Trinidad and Tobago gas sector booming

May 10, 1999
More industrial expansion will drive natural gas demand on Trinidad and Tobago in the near term. That was the message offered in presentations at the Offshore Technology Conference last week by Minister of Energy and Energy Industries for Trinidad and Tobago Finbar K. Gangar and Clarence Harnanan, technical operations vice-president for National Gas Co. of Trinidad & Tobago Ltd. (NGC).
Warren R. True
Pipeline/Gas Processing Editor
More industrial expansion will drive natural gas demand on Trinidad and Tobago in the near term.

That was the message offered in presentations at the Offshore Technology Conference last week by Minister of Energy and Energy Industries for Trinidad and Tobago Finbar K. Gangar and Clarence Harnanan, technical operations vice-president for National Gas Co. of Trinidad & Tobago Ltd. (NGC).

Investment in upstream and downstream sectors by NGC during 1996-99 was $5 billion; that figure could double by 2001. Negotiations are under way, said Gangar, for a steel manufacturing plant and a $1.6 billion venture with Norsk Hydro to build an aluminum smelter.

The two-train smelter, with each train having a capacity of 327,000 metric tons, will require 40 MW of gas-fired power. The smelter will effect a net increase in gas sales to NGC of 200 MMscfd, said Gangar.

In addition, a short list of investors for a planned 750,000 ton/year ethylene complex includes Nova Chemicals, Calgary. Final proposals are due from these companies by July 30, with an investment decision due by NGC by third quarter 2000.

Pipeline projects

Harnanan reviewed recently completed pipeline construction undertaken jointly by NGC and BP Amoco Co. of Trinidad & Tobago to support the new Atlantic LNG Plant at Point Fortin and additional demand for NGC's consumers (OGJ, Apr. 26, 1999, p. 30).

Construction has just been completed on BP Amoco's 60-mile, 40-in. OD pipeline from BP Amoco's Mahogany platform off Trinidad's southeastern coast, with subsea connections at Cassia and Amherstia fields, in addition to two other connections for future field development. This pipeline has a design capacity of 1.275 bscfd. NGC has transportation capacity of 450 MMscfd. BP Amoco has 825 MMscfd of capacity capable of supporting one and a half LNG trains-based on the Atlantic plant's train size.

Construction has been recently completed on a 50-mile, 36-in. OD pipeline from Beachfield on the east coast of Trinidad to Point Fortin. This line is owned by NGC and will be leased to BP Amoco for transportation of gas for LNG production.
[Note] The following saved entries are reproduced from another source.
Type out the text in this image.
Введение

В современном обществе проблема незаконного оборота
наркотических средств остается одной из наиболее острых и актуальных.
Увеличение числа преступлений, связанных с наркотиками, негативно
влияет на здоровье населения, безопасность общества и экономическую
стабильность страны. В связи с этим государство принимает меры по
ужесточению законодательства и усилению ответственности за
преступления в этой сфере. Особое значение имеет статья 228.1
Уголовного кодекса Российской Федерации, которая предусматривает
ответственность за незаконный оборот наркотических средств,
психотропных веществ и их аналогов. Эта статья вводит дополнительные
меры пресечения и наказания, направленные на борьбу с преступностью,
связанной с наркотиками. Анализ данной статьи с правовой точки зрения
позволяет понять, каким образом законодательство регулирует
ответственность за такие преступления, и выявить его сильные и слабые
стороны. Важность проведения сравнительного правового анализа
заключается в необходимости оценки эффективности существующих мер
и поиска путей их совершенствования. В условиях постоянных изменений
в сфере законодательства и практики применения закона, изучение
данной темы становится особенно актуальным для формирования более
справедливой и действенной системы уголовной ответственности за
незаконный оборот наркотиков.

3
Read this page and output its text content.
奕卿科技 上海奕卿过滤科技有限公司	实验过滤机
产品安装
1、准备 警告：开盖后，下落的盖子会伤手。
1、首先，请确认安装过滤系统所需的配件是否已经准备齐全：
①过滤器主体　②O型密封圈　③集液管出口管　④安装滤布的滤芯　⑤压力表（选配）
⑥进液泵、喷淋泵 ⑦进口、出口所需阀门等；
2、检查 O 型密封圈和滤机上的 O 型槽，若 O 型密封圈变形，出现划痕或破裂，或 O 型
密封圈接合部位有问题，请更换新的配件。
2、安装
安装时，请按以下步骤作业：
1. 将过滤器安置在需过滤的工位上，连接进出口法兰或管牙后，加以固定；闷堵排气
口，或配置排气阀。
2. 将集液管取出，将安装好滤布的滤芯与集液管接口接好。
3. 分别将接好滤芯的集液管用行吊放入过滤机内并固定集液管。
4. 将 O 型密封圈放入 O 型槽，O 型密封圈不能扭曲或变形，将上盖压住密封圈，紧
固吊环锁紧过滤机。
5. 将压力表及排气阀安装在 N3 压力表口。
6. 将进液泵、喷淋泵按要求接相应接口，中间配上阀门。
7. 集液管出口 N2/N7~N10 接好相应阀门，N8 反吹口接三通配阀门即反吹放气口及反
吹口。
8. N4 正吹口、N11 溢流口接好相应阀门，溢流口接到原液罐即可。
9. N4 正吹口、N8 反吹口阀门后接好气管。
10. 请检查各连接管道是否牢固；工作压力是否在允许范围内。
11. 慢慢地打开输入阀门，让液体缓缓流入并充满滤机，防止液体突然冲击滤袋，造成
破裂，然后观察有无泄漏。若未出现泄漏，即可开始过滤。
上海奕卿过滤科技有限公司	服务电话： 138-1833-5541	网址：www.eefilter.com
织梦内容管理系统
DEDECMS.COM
Later this year, NGC will install a 42-mile, 36-in. OD pipeline from Beachfield to Picton, and on to Phoenix Park Gas Processors Ltd. at Point Lisas on the west coast (OGJ, Apr. 26, 1999, p. 30). When this pipeline is completed, NGC will have a transmission capacity of 1.4 bscfd. Harnanan said this will satisfy the projected gas demand to 2003, not including LNG.

Demand

These projects are based on 1998 demand and confirmed new demand of the plants under construction, and on demand estimated for projects under active consideration. Present demand for the Atlantic LNG trains is 475 MMscfd, but recent discoveries by offshore gas producers-BP Amoco, BG plc/Texaco Inc., and Enron Gas & Oil Trinidad Ltd.-indicate that additional gas reserves can support at least one more LNG train, in addition to gas demand from the projects being contemplated.

NGC has projected that, with the increase in demand for the aluminum smelter, an iron ore reduction plant, methanol plant, and an ammonia plant, projected gas demand after 2003 could reach 1.8-2.0 bcfd. NGC's current plans for the construction will add enough capacity to the transmission system to bring its total capacity to 2 bscfd for NGC and 1 bscfd for transportation of gas for LNG.